Mercer County municipality is undertaking the challenge of battling the EAB issue in Princeton, NJ. Writer for Princeton Patch, Anthony Bellano, wrote up an article informing what an EAB beetle does to harm the tree and what the Mercer County Park Commission plans on doing to protect these Ash Trees.
WHO: Mercer County Park Commission
WHEN: 2014 - present
- Mercer County – Ewing, Bridgewater detected EAB in 2014.
- Additional Towns in Mercer County - Hamilton, Hopewell Borough, Princeton, and West Windsor - detected EAB in 2015
- EAB pupate in burrows made in wood
- Larvae consume layer of wood under bark, called Cambium Layer. They create tight “S” shaped tunnels when eating through the wood.
- Adult beetles eat the tree leaves
END RESULT = low to none, nutrient and water flow throughout the tree causing it to die.

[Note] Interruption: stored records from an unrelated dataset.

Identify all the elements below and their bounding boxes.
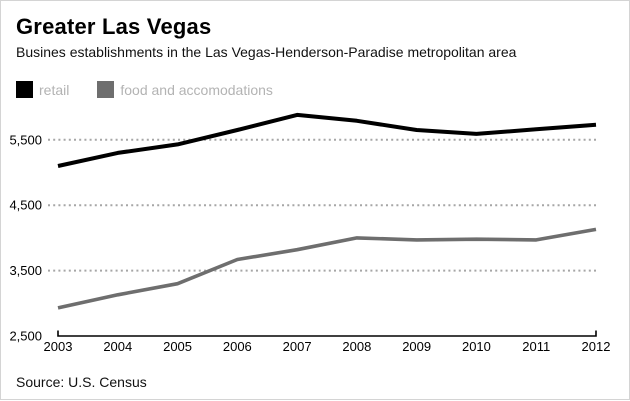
x-tick-label: 2005 [163, 339, 192, 354]
x-tick-label: 2010 [462, 339, 491, 354]
y-tick-label: 2,500 [9, 329, 42, 344]
x-tick-label: 2007 [283, 339, 312, 354]
y-tick-label: 5,500 [9, 132, 42, 147]
retail-line [57, 112, 597, 168]
x-tick-label: 2009 [402, 339, 431, 354]
x-tick-label: 2008 [342, 339, 371, 354]
retail-swatch-icon [16, 81, 33, 98]
x-tick-label: 2011 [522, 339, 550, 354]
y-tick-label: 3,500 [9, 263, 42, 278]
y-tick-label: 4,500 [9, 198, 42, 213]
legend-label-food: food and accomodations [120, 81, 273, 98]
legend-label-retail: retail [39, 81, 70, 98]
chart-subtitle: Busines establishments in the Las Vegas-… [16, 44, 517, 60]
legend-item-food: food and accomodations [97, 81, 273, 98]
x-tick-label: 2003 [44, 339, 73, 354]
food-and-accomodations-line [57, 227, 597, 310]
food-swatch-icon [97, 81, 115, 98]
x-tick-label: 2012 [582, 339, 611, 354]
x-axis-line [57, 330, 597, 337]
chart-legend: retail food and accomodations [16, 81, 291, 98]
x-tick-label: 2004 [103, 339, 132, 354]
page-title: Greater Las Vegas [16, 14, 212, 39]
source-caption: Source: U.S. Census [16, 374, 147, 390]
x-tick-label: 2006 [223, 339, 252, 354]
legend-item-retail: retail [16, 81, 69, 98]
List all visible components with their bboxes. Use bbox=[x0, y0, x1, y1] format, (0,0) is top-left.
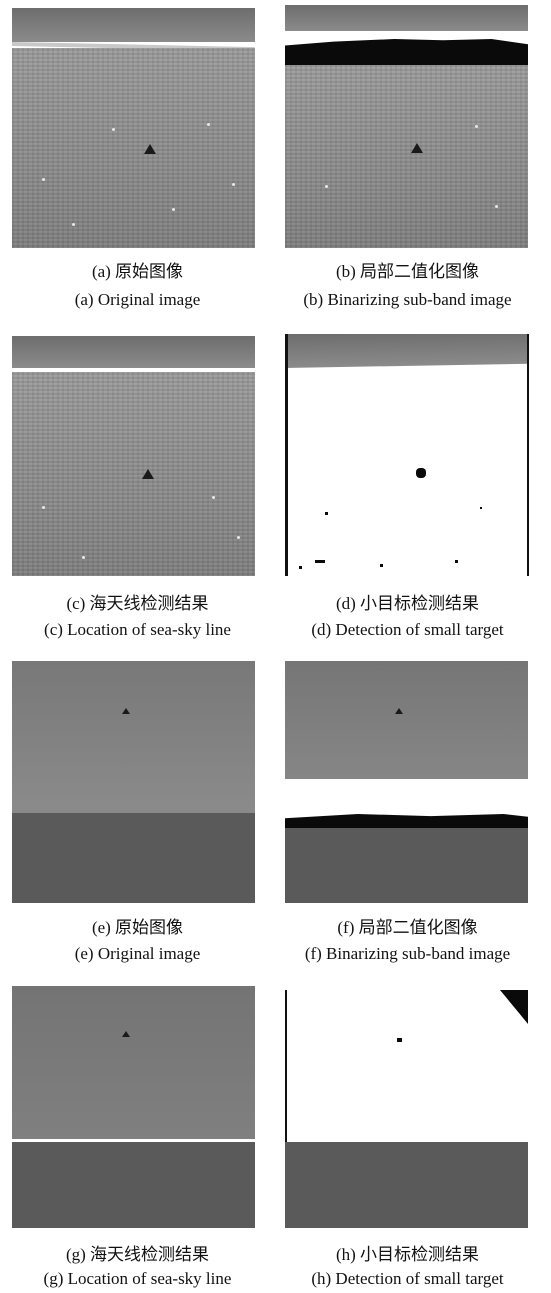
caption-a-cn: (a) 原始图像 bbox=[91, 262, 184, 281]
detected-target bbox=[397, 1038, 402, 1042]
ship-target bbox=[144, 144, 156, 154]
caption-g-en: (g) Location of sea-sky line bbox=[43, 1269, 232, 1288]
caption-b-cn: (b) 局部二值化图像 bbox=[335, 262, 480, 281]
caption-c-en: (c) Location of sea-sky line bbox=[44, 620, 231, 639]
image-g-sea-sky-line bbox=[12, 986, 255, 1228]
ship-target bbox=[122, 1031, 130, 1037]
image-f-binarized bbox=[285, 661, 528, 903]
caption-f-cn: (f) 局部二值化图像 bbox=[337, 918, 478, 937]
caption-d-en: (d) Detection of small target bbox=[311, 620, 504, 639]
image-e-original bbox=[12, 661, 255, 903]
ship-target bbox=[395, 708, 403, 714]
image-b-binarized bbox=[285, 5, 528, 248]
image-d-detection bbox=[285, 334, 529, 576]
caption-a-en: (a) Original image bbox=[74, 290, 201, 309]
ship-target bbox=[122, 708, 130, 714]
caption-c-cn: (c) 海天线检测结果 bbox=[66, 594, 209, 613]
image-a-original bbox=[12, 8, 255, 248]
image-h-detection bbox=[285, 990, 528, 1228]
caption-g-cn: (g) 海天线检测结果 bbox=[65, 1245, 210, 1264]
caption-e-cn: (e) 原始图像 bbox=[91, 918, 184, 937]
caption-f-en: (f) Binarizing sub-band image bbox=[304, 944, 511, 963]
ship-target bbox=[142, 469, 154, 479]
detected-target bbox=[416, 468, 426, 478]
sea-sky-line bbox=[12, 1139, 255, 1142]
caption-b-en: (b) Binarizing sub-band image bbox=[303, 290, 512, 309]
ship-target bbox=[411, 143, 423, 153]
image-c-sea-sky-line bbox=[12, 336, 255, 576]
caption-d-cn: (d) 小目标检测结果 bbox=[335, 594, 480, 613]
caption-e-en: (e) Original image bbox=[74, 944, 201, 963]
caption-h-cn: (h) 小目标检测结果 bbox=[335, 1245, 480, 1264]
caption-h-en: (h) Detection of small target bbox=[311, 1269, 504, 1288]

- Protect Your Healthy Ash
- Slow Down the Spread of Beetle
- Remove Threatening Trees
HOW: Spring of 2016, purple ribbons would be placed on ash trees once they have been added to the ash tree inventory. Each ribbon contains an ID number for that specific tree and they’re monitored by the Park Commissioners.
FOLLOWING STEPS: Dependent on their current state, ash trees may be treated to prevent EAB infestation, cut down to prevent injury, or monitored for another year.
TIPS ON FINDING INFECTED ASH TREE:· Crown dieback - A condition in which a tree or shrub begins to die from the tip of its leaves or roots backward, owing to disease or an unfavorable environment.
THINGS TO CONSIDER:
- Don’t rely on finding the adult beetle’s exit holes because holes are extremely small.
- Homeowners should inspect their ash trees for new sprouts or branches around the base of the tree and tree trunk. These sprouts usually arise when the ash tree is stressed.
- Woodpeckers will drill small holes to extract the larvae. Most woodpecker damage removes all of the bark from a patch of the tree, creating a unique pattern of missing bark.